Сверкающие банки, выстроенные на прилавке, предлагали, казалось, бесконечный ассортимент наслаждений: длинные ленты жвачки «Бабз дэдди», ядерно-красной, зеленой и фиолетовой, восковые губы, клыки и усики, которые можно носить одну или две восхитительные минуты, пока они не лопнут и не истекут тебе в рот гнусным сиропом, летающие тарелки из хрустящих безвкусных вафель, «безопасные» леденцы с палочкой в виде петли (даже если споткнешься, не проглотишь), гнездившиеся среди настоящих, непонарошечных ярких леденцов, задыхающихся в своих целлофановых капюшонах, сигары и пистолеты из жевательной резинки для юных гангстеров, конфеты в виде губной помады, которые не решится купить ни один мальчишка, и, свернувшиеся веревками в прозрачной банке, восторг моего отца и ужас его внука: бухты лакричных конфет.
Сыночек внимательно изучил банки, словно китайский доктор, пересчитывающий свои снадобья.

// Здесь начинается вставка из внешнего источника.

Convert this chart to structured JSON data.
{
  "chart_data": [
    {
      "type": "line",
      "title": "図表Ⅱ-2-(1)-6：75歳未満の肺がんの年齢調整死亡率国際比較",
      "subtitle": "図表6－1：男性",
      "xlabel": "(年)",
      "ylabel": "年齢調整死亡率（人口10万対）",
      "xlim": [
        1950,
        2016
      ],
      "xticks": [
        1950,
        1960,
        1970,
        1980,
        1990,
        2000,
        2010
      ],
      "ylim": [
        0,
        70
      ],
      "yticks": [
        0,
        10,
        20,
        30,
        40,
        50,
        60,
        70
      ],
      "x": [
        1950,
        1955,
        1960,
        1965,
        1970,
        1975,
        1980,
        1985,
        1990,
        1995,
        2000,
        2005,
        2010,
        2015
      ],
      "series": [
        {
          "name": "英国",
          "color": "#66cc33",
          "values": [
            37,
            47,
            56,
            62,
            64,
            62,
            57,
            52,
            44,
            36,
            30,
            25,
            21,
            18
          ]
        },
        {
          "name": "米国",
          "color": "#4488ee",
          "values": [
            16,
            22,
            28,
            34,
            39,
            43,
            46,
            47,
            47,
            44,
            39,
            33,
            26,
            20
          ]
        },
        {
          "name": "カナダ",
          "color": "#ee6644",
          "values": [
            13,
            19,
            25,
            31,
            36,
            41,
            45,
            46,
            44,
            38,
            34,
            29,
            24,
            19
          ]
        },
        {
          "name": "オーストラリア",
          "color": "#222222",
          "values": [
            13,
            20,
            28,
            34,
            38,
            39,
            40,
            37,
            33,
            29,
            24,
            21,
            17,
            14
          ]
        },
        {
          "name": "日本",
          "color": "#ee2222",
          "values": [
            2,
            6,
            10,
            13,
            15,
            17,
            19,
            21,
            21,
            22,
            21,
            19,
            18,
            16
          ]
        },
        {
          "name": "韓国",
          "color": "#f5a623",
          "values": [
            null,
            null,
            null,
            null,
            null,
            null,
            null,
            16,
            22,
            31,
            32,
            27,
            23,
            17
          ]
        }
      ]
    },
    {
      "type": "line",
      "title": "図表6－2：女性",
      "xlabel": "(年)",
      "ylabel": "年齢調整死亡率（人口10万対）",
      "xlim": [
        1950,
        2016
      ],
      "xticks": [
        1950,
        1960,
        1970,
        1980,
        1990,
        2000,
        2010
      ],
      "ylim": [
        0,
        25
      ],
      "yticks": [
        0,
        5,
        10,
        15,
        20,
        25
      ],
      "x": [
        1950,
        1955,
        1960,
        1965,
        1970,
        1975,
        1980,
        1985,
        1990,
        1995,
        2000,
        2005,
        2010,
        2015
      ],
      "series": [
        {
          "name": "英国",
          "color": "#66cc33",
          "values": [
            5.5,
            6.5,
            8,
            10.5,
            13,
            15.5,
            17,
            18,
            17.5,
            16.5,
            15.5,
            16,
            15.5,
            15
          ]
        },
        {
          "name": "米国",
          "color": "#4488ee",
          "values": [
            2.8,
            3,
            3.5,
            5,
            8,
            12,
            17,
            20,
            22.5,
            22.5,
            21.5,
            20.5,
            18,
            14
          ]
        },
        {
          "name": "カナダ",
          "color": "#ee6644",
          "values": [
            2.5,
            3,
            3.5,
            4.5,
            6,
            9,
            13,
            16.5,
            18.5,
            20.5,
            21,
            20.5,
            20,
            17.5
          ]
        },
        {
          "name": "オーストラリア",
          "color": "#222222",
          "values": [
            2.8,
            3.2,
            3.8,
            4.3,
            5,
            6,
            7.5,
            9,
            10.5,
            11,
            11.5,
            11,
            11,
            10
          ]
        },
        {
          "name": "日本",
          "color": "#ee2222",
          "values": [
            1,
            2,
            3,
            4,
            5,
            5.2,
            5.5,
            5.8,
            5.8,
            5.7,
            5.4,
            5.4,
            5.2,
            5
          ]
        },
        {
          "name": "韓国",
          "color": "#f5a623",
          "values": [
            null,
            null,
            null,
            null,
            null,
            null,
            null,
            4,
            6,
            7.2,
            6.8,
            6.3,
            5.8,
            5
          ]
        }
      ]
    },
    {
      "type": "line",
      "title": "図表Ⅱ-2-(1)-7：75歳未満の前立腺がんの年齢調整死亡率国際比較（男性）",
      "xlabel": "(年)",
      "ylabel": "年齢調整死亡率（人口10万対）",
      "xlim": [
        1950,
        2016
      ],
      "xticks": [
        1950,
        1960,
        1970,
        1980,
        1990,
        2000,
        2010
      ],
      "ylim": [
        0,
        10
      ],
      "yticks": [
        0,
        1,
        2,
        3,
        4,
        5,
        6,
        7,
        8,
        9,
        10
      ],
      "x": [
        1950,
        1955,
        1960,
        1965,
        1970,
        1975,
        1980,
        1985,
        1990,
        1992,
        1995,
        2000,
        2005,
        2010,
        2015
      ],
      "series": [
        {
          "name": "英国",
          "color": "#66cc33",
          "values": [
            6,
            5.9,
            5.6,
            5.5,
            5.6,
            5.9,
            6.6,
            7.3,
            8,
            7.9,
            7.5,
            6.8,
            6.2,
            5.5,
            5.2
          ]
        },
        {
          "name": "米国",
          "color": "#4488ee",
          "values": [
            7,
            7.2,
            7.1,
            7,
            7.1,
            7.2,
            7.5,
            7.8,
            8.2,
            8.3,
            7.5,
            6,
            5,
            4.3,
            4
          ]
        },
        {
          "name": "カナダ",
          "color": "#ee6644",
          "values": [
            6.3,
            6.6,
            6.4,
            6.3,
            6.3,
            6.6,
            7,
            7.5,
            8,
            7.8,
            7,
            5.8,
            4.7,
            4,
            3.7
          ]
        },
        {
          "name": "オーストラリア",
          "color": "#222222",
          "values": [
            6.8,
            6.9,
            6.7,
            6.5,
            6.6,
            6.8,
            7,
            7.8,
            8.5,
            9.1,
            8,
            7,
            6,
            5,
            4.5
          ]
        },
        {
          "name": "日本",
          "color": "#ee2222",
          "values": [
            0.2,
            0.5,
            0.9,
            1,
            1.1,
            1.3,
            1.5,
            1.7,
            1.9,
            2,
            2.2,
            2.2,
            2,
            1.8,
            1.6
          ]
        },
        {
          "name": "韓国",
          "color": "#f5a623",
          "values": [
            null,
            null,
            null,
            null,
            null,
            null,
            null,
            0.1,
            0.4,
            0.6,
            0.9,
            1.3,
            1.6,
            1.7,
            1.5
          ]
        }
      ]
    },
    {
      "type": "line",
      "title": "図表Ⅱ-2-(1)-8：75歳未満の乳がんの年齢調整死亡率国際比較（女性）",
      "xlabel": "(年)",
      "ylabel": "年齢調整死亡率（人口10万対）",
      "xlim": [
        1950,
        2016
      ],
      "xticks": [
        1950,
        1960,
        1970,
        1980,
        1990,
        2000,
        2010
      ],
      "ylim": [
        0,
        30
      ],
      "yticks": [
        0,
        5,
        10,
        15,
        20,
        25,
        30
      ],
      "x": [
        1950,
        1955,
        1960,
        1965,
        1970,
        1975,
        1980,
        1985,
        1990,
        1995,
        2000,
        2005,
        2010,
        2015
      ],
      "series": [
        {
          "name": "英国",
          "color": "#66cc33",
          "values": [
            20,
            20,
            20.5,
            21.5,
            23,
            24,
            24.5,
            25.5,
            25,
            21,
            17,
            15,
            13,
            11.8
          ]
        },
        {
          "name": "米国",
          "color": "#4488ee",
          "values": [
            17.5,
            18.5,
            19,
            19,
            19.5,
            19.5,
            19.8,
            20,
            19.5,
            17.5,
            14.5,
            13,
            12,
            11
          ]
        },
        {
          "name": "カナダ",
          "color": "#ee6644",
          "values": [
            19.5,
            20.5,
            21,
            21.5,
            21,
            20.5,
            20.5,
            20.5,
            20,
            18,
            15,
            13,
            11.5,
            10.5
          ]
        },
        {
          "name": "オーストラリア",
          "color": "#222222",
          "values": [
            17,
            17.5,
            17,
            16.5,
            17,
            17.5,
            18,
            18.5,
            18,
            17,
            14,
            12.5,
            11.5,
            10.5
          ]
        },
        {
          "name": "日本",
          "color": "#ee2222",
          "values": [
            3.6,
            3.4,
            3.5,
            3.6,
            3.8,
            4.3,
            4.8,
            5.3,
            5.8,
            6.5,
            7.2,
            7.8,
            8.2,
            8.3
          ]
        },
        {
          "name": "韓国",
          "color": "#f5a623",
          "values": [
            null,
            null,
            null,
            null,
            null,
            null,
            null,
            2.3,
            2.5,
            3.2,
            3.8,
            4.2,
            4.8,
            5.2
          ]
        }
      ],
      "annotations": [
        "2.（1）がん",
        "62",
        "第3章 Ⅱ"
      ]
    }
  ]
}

Долго разглядывал засахаренные фрукты, потом выбрал несколько вишен, пресные тарелки, горку карамели и еще кое-что. Все это деликатно извлекли из банок (как редкую рыбку из аквариума), и вот наконец они во всем блеске легли на восковую бумагу перед его носом. Сыночек, сжав руки, смотрел на них с благоговением. Хозяин не тронулся с места, но сказал:
– Они недешевые, учтите.
– Я заплачу.
– Уж надеюсь.
Долгий обмен сердитыми взглядами. Я с размаху шлепнула на прилавок пять долларов. Карамельные трости подпрыгнули.
Мой сын, помолчав, прошептал:
– Которую мне можно?
Вот бы тогда сфотографировать его лицо. Оторопелый вид, в котором явно проступал, как проявляющиеся детали на фотографической пластине, образ его отца. Которую? Да все, хотела я ему сказать, все и каждую отныне и навсегда. Недостатка не будет ни в чем. Но мое дитя еще не осознало свою ошибку, как и этот ужасный дядька, так что я перевела взгляд на ту белую мамашу, упакованную в синее суконное пальто, и увидела, что она как завороженная глядит на моего осторожного мальчика, пока ее неблагодарный увалень скармливает автомату одну треклятую монету за другой.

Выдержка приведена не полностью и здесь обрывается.